Quando aderimos, há vinte e cinco anos, o maior desafio a vencer era o da credibilidade. Sabíamos que a Europa ainda olhava para Portugal com alguma desconfiança, às vezes mesclada de algum paternalismo distante. Os nossos parceiros ainda se perguntavam se Portugal seria capaz de suportar o impacto da adesão e de participar em pleno nas políticas europeias. A resposta a essa questão foi exemplarmente dada pelo nosso desempenho. Superámos o teste da credibilidade. Quando Jacques Delors designou Portugal como «o bom aluno», numa expressão feliz, mas não raro mal interpretada por alguns, quis justamente evidenciar que o nosso País tinha sabido ultrapassar as desconfianças e era considerado, unanimemente, como um parceiro sério, estável, solidário. Chegou mesmo a afirmar que Portugal participava na integração europeia como se tivesse sido um dos seus fundadores.
Essa credibilidade conquistada fundou-se, em primeiro lugar, no desempenho interno do País, seja pelo eficaz e estável funcionamento das instituições democráticas e da Administração, seja pela recuperação da economia. Fundou-se igualmente na capacidade para aceder aos fundos estruturais, usando-os de uma forma intensa para promover o progresso económico e social do País.
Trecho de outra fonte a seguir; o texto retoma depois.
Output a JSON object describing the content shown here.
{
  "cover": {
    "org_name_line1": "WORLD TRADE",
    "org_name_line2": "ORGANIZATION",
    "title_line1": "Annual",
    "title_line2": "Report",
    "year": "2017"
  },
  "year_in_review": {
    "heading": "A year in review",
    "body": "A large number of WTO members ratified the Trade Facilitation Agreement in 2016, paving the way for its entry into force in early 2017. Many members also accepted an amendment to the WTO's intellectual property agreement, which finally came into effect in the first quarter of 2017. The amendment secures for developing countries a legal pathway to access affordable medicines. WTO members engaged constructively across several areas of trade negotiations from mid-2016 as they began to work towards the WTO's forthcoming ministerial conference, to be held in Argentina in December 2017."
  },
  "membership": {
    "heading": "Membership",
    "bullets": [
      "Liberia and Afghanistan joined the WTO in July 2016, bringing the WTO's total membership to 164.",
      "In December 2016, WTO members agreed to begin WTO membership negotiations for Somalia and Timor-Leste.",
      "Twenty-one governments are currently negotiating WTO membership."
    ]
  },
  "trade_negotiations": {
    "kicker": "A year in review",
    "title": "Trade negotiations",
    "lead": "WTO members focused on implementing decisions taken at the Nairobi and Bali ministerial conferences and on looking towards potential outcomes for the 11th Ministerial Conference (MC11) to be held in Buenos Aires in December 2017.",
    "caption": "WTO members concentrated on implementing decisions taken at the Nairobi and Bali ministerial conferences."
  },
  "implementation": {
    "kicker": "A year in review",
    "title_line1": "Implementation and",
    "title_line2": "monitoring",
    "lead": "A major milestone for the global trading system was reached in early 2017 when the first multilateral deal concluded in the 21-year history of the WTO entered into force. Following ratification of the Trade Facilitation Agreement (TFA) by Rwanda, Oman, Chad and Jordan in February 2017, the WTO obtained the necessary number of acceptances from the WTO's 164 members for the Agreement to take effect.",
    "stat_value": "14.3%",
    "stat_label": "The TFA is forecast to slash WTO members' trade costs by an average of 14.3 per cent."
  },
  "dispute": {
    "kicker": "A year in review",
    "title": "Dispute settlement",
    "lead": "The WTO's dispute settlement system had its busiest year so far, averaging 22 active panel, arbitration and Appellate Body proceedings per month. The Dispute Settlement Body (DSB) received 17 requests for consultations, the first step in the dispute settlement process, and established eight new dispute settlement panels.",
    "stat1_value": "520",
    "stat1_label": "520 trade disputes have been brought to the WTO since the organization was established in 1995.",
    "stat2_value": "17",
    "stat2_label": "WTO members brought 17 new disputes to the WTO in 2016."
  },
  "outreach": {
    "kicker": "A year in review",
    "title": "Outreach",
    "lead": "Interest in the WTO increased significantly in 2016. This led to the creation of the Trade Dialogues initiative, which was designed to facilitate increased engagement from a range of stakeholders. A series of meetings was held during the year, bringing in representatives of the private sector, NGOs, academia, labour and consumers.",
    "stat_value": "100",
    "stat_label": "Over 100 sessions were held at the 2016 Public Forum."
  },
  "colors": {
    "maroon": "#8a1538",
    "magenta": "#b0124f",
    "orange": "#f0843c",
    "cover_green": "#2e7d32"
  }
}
Mas a credibilidade alcançou-se, também, a partir da nossa participação efectiva nas instituições comunitárias. Cultivando o rigor, o espírito de cooperação e a solidariedade, Portugal soube granjear o respeito dos seus parceiros. Essa credibilidade foi decisiva para poder defender com eficácia o interesse nacional. E permitiu-nos também ter iniciativa e desenhar soluções inovadoras à escala comunitária para responder a interesses específicos do nosso País. São disso exemplo o Programa Específico de Desenvolvimento da Indústria Portuguesa (PEDIP) e o conceito de Regiões Ultraperiféricas, que fundou os programas de apoio à Madeira e aos Açores.
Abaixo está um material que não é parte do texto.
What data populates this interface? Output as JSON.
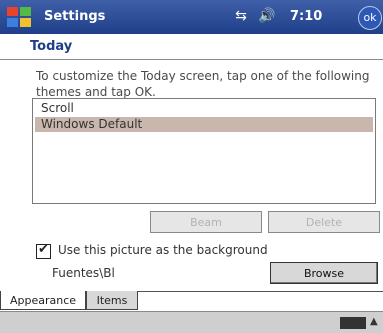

O modo como exercemos as três presidências do Conselho da União Europeia, em 1992, 2000 e 2007, fortaleceu o nosso capital de afirmação. Em 1992, eu próprio presidi, então na qualidade de Primeiro-Ministro, ao Conselho Europeu de Lisboa. Aqui se decidiu a criação do Fundo de Coesão, as principais orientações para o que viria a ser o Pacote Delors II e as grandes linhas estratégicas para o futuro alargamento da União Europeia. Recordo grandes protagonistas desse Conselho, como François Mitterrand, entretanto já desaparecido, Helmut Kohl, Felipe González e o próprio Jacques Delors, actores decisivos de uma década fulgurante do processo de integração europeia. Em 2000, sob presidência portuguesa, foi estabelecida a Estratégia de Lisboa. E, em 2007, na mais recente presidência portuguesa, foi concluída a negociação do Tratado de Lisboa, fechando longos anos de impasse institucional.
Ao longo destes anos, Portugal conseguiu assegurar um lugar na linha da frente da construção europeia. É oportuno recordar que Portugal aderiu justamente no momento em que a integração europeia conheceu uma aceleração ímpar, o que impôs ao nosso País não apenas a exigência de se adaptar ao acervo comunitário existente à data da adesão, mas também a capacidade de acompanhar o ritmo das intensas mudanças que se foram produzindo.
Com o Acto Único Europeu, lançou-se o mercado único, de par com o princípio da coesão económica e social. Com os Acordos de Schengen, sete países da União Europeia anteciparam a livre circulação de pessoas, realizando em pleno o espaço sem fronteiras concebido no Acto Único Europeu. E, com o Tratado da União Europeia, criou-se uma União Monetária hoje já plenamente concretizada.
Ora, Portugal levou por diante o mercado único, fez parte do primeiro grupo de países Schengen e integrou a moeda única desde o princípio, superando desconfianças e resistências vindas de vários lados. Ou seja: acompanhou o exigente ritmo de aprofundamento da integração, revelando não só vontade política, mas também efectiva capacidade reformista para se adaptar às mudanças. Esse desempenho português colocou-nos no centro do processo de construção europeu.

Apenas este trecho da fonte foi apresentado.